Oleh : Purnomo*
Meskipun UUD 1945 masih berlaku sampai sekarang, namun UUD 1945 sudah
mengalami pasang surut serta beberapa perubahan. UUD 1945 sempat diganti dengan
Konstitusi RIS karena berubah nya Indonesia menjadi Negara Serikat. Namun
karena tidak sesuai dengan jati diri bangsa serta mencuatnya isu disintegrasi,
maka kemudian Indonesia berganti bentuk lagi menjadi Republik. Perubahan bentuk
negara otomatis juga membuat perubahan dalam konstitusi. Mulai pada tanggal 17
Agustus 1950 konstitusi Indonesia berubah menjadi Undang-Undang Dasar Sementara
Republik Indonesia. Undang-Undang Dasar Sementara diberlakukan karena Indonesia
belum mempunyai Undang-Undang yang definitif pada masa itu. Namun karena
anggota legislatif yang terpilih pada pemilu 1955 tidak mampu merumuskan
Undang-Undang yang sesuai dengan karakteristik bangsa indonesia, maka sejak dekrit
Presiden tanggal 5 Juli 1959 Indonesia kembali kepada Undang-Undang Dasar 1945.[1]
Seperti diatur dalam UUD 1945 sebelum mengalami perubahan melalui empat
kali amandemen, lembaga-lembaga negara yang ada adalah Majelis Permusyawaratan
Rakyat (MPR), Presiden (dan Wakil Presiden), Dewan Perwakilan Rakyat (DPR),
Dewan Pertimbangan Agung (DPA), Badan Pemeriksa Keuangan (BPK), dan Mahkamah
Agung (MA).
MPR terdiri dari anggota-anggota DPR
ditambah dengan utusan dari daerah-daerah dan wakil dari golongan-golongan.
Menurut UUD 1945, kedaulatan berada ditangan rakyat dan dilakukan sepenuhnya
oleh MPR. Itulah sebabnya, menurut UUD 1945 sebelum diubah, MPR disebut
merupakan penjelmaan seluruh rakyat Indonesia.[2]
Sebagai jelmaan rakyat
Indonesia, MPR mempunyai sejumlah kekuasaan, yaitu menetapkan dan mengubah
Undang-Undang Dasar, Menetapkan garis-garis besar haluan negara (GBHN), dan
memilih Presiden dan Wakil Presiden.

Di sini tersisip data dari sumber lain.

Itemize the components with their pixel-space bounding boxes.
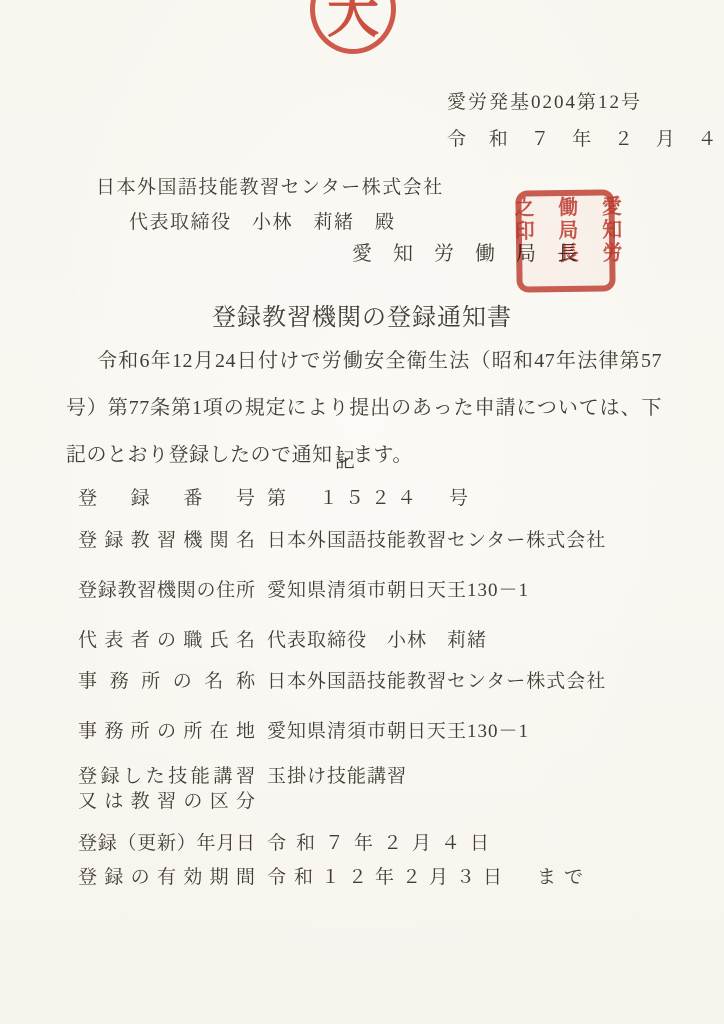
document-page: 大 愛労発基0204第12号 令 和 ７ 年 ２ 月 ４ 日 日本外国語技能教習… (0, 0, 724, 1024)
header-reference-block: 愛労発基0204第12号 令 和 ７ 年 ２ 月 ４ 日 (447, 84, 724, 158)
registry-label: 登録教習機関名 (78, 528, 255, 553)
registry-row-validity-period: 登録の有効期間 令和１２年２月３日 まで (78, 865, 668, 890)
registry-row-office-name: 事務所の名称 日本外国語技能教習センター株式会社 (78, 669, 668, 694)
record-marker: 記 (0, 444, 690, 473)
registry-label: 登録番号 (78, 486, 255, 511)
registry-label: 代表者の職氏名 (78, 628, 255, 653)
registry-label-line2: 又は教習の区分 (78, 789, 255, 814)
registry-value: 日本外国語技能教習センター株式会社 (267, 669, 606, 694)
registry-label: 登録（更新）年月日 (78, 831, 255, 856)
registry-value: 代表取締役 小林 莉緒 (267, 628, 487, 653)
registry-row-institution-name: 登録教習機関名 日本外国語技能教習センター株式会社 (78, 528, 668, 553)
registry-label: 事務所の名称 (78, 669, 255, 694)
registry-row-institution-address: 登録教習機関の住所 愛知県清須市朝日天王130－1 (78, 578, 668, 603)
registry-row-number: 登録番号 第 １５２４ 号 (78, 486, 668, 511)
document-title: 登録教習機関の登録通知書 (0, 297, 724, 332)
issue-date: 令 和 ７ 年 ２ 月 ４ 日 (447, 121, 724, 158)
official-red-seal: 愛知労働局長之印 (515, 189, 615, 292)
registry-value: 令和７年２月４日 (267, 831, 499, 856)
addressee-company: 日本外国語技能教習センター株式会社 (96, 170, 444, 205)
registry-value: 玉掛け技能講習 (267, 764, 407, 789)
registry-row-representative: 代表者の職氏名 代表取締役 小林 莉緒 (78, 628, 668, 653)
registry-row-course-category: 登録した技能講習 又は教習の区分 玉掛け技能講習 (78, 764, 668, 814)
registry-row-registration-date: 登録（更新）年月日 令和７年２月４日 (78, 831, 668, 856)
top-partial-round-stamp: 大 (310, 0, 396, 54)
registry-label: 登録教習機関の住所 (78, 578, 255, 603)
addressee-block: 日本外国語技能教習センター株式会社 代表取締役 小林 莉緒 殿 (96, 170, 444, 240)
registry-value: 日本外国語技能教習センター株式会社 (267, 528, 606, 553)
official-seal-text: 愛知労働局長之印 (499, 195, 631, 287)
addressee-person: 代表取締役 小林 莉緒 殿 (96, 205, 444, 240)
registry-label-line1: 登録した技能講習 (78, 764, 255, 789)
registry-row-office-address: 事務所の所在地 愛知県清須市朝日天王130－1 (78, 719, 668, 744)
registry-label: 事務所の所在地 (78, 719, 255, 744)
reference-number: 愛労発基0204第12号 (447, 84, 724, 121)
top-stamp-character: 大 (327, 0, 379, 47)
registry-label: 登録した技能講習 又は教習の区分 (78, 764, 255, 814)
registry-table: 登録番号 第 １５２４ 号 登録教習機関名 日本外国語技能教習センター株式会社 … (78, 486, 668, 890)
registry-label: 登録の有効期間 (78, 865, 255, 890)
registry-value: 愛知県清須市朝日天王130－1 (267, 578, 529, 603)
registry-value: 愛知県清須市朝日天王130－1 (267, 719, 529, 744)
registry-value: 第 １５２４ 号 (267, 486, 475, 511)
registry-value: 令和１２年２月３日 まで (267, 865, 591, 890)
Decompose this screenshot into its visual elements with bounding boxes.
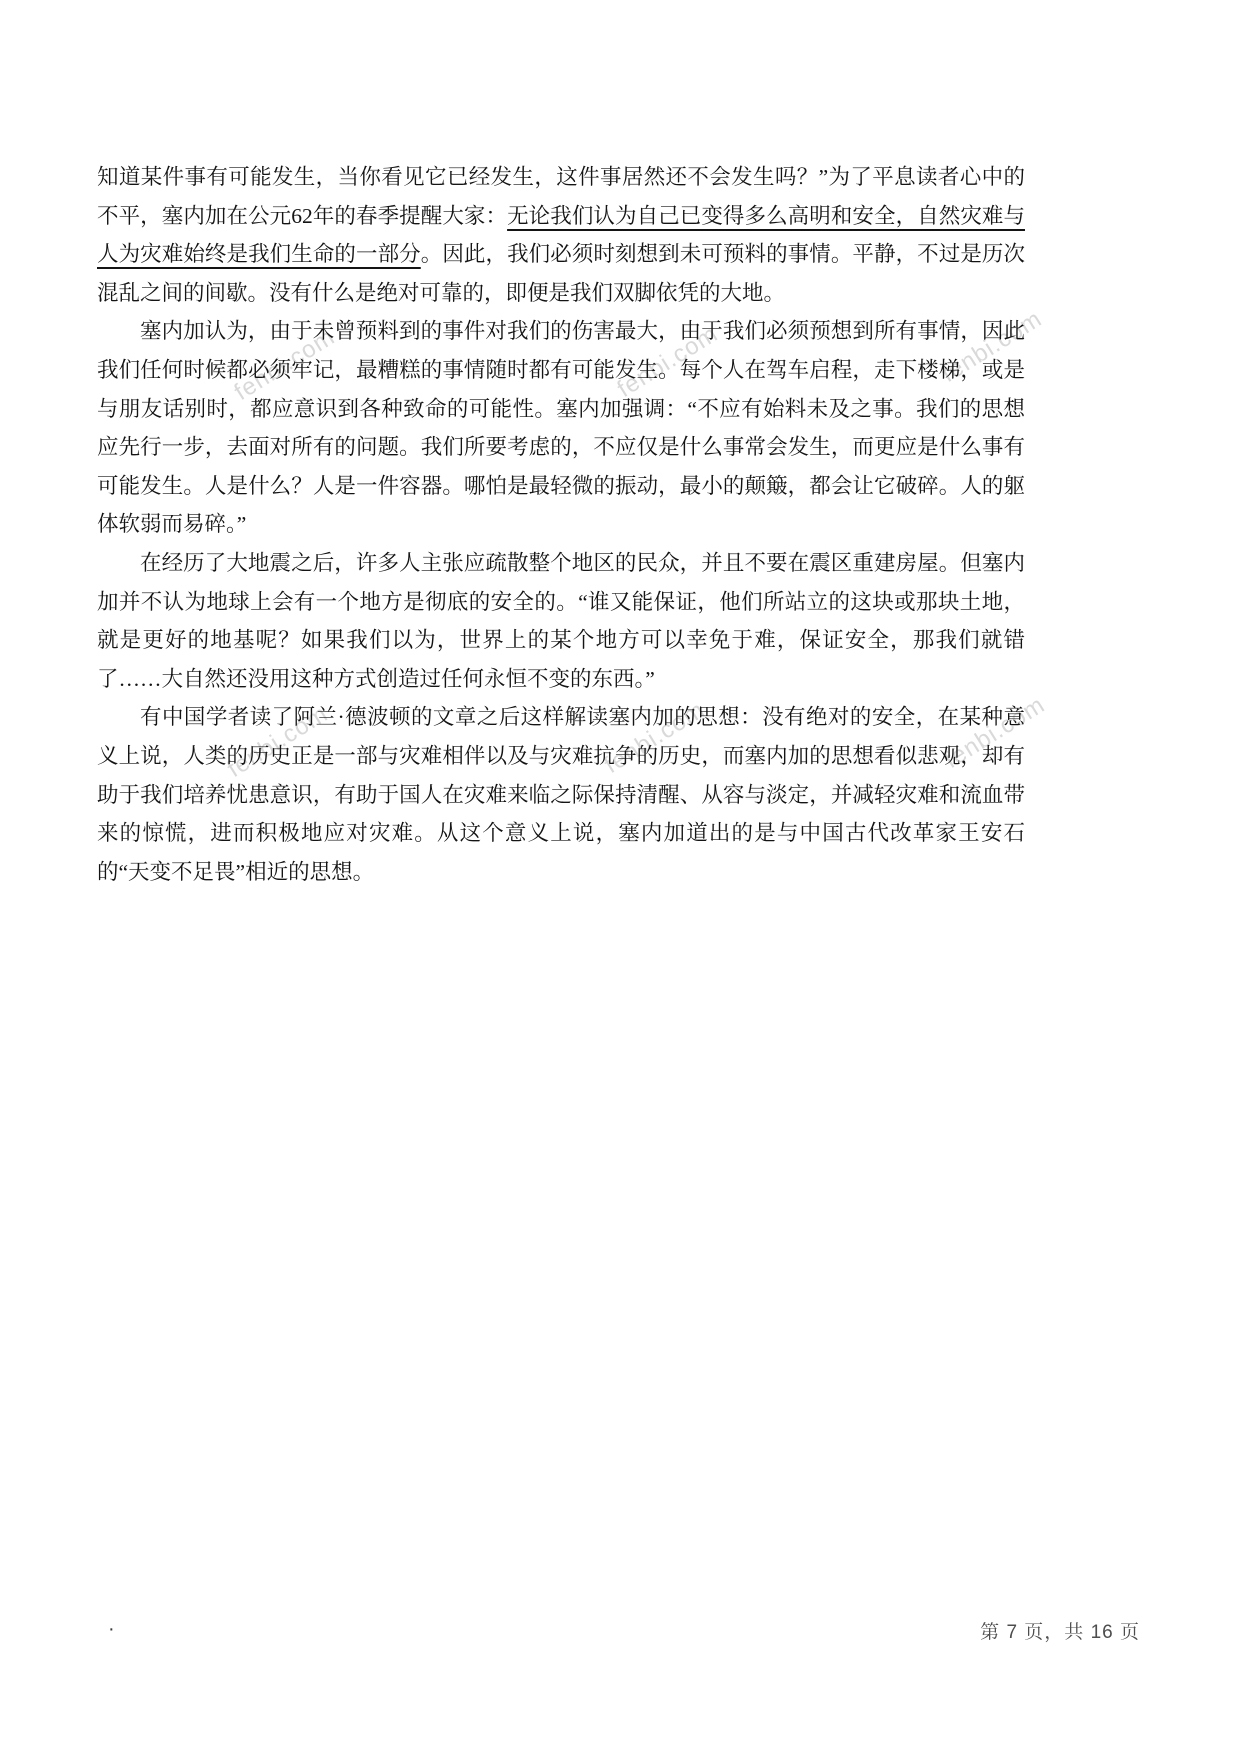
paragraph-2: 塞内加认为，由于未曾预料到的事件对我们的伤害最大，由于我们必须预想到所有事情，因…	[97, 312, 1025, 544]
paragraph-3: 在经历了大地震之后，许多人主张应疏散整个地区的民众，并且不要在震区重建房屋。但塞…	[97, 544, 1025, 698]
paragraph-1: 知道某件事有可能发生，当你看见它已经发生，这件事居然还不会发生吗？”为了平息读者…	[97, 158, 1025, 312]
paragraph-3-text: 在经历了大地震之后，许多人主张应疏散整个地区的民众，并且不要在震区重建房屋。但塞…	[97, 551, 1025, 691]
document-page: fenbi.com fenbi.com fenbi.com fenbi.com …	[0, 0, 1240, 1754]
paragraph-2-text: 塞内加认为，由于未曾预料到的事件对我们的伤害最大，由于我们必须预想到所有事情，因…	[97, 319, 1025, 536]
paragraph-4-text: 有中国学者读了阿兰·德波顿的文章之后这样解读塞内加的思想：没有绝对的安全，在某种…	[97, 705, 1025, 883]
passage-content: 知道某件事有可能发生，当你看见它已经发生，这件事居然还不会发生吗？”为了平息读者…	[97, 158, 1025, 891]
footer-dot: ·	[108, 1618, 115, 1641]
page-indicator: 第 7 页，共 16 页	[980, 1617, 1140, 1644]
paragraph-4: 有中国学者读了阿兰·德波顿的文章之后这样解读塞内加的思想：没有绝对的安全，在某种…	[97, 698, 1025, 891]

Presiden yang dipilih oleh MPR dengan
suara yang terbanyak serta tunduk dan bertanggung jawab kepada MPR.
Dalam pada itu, Presiden Republik
Indonesia memegang kekuasaan pemerintah menurut undang-undang dasar. Dalam
menjalankan kekuasaannya, presiden RI dibantu oleh menteri-menteri negara yang
diangkat dan diberhentikan oleh Presiden. Dengan demikian, pemegang dan
pelaksana kekuasaan eksekutif adalah Presiden. Adapun masa jabatan Presiden
adalah 5 (lima) tahun. Yang menjadi pertanyaan adalah lima tahun merupakan fix
term? Hal itu bergantung pada dari fraksi-fraksi yang ada dalam Majelis
Permusyawaratan Rakyat. Yang jelas adalah bahwa Presiden tunduk dan bertanggung
jawab kepada MPR. Itulah sebabnya, dalam sejarah ketatanegaraan Indonesia
pernah terjadi Presiden diberhentikan oleh oleh MPR (S) dalam masa jabatannya.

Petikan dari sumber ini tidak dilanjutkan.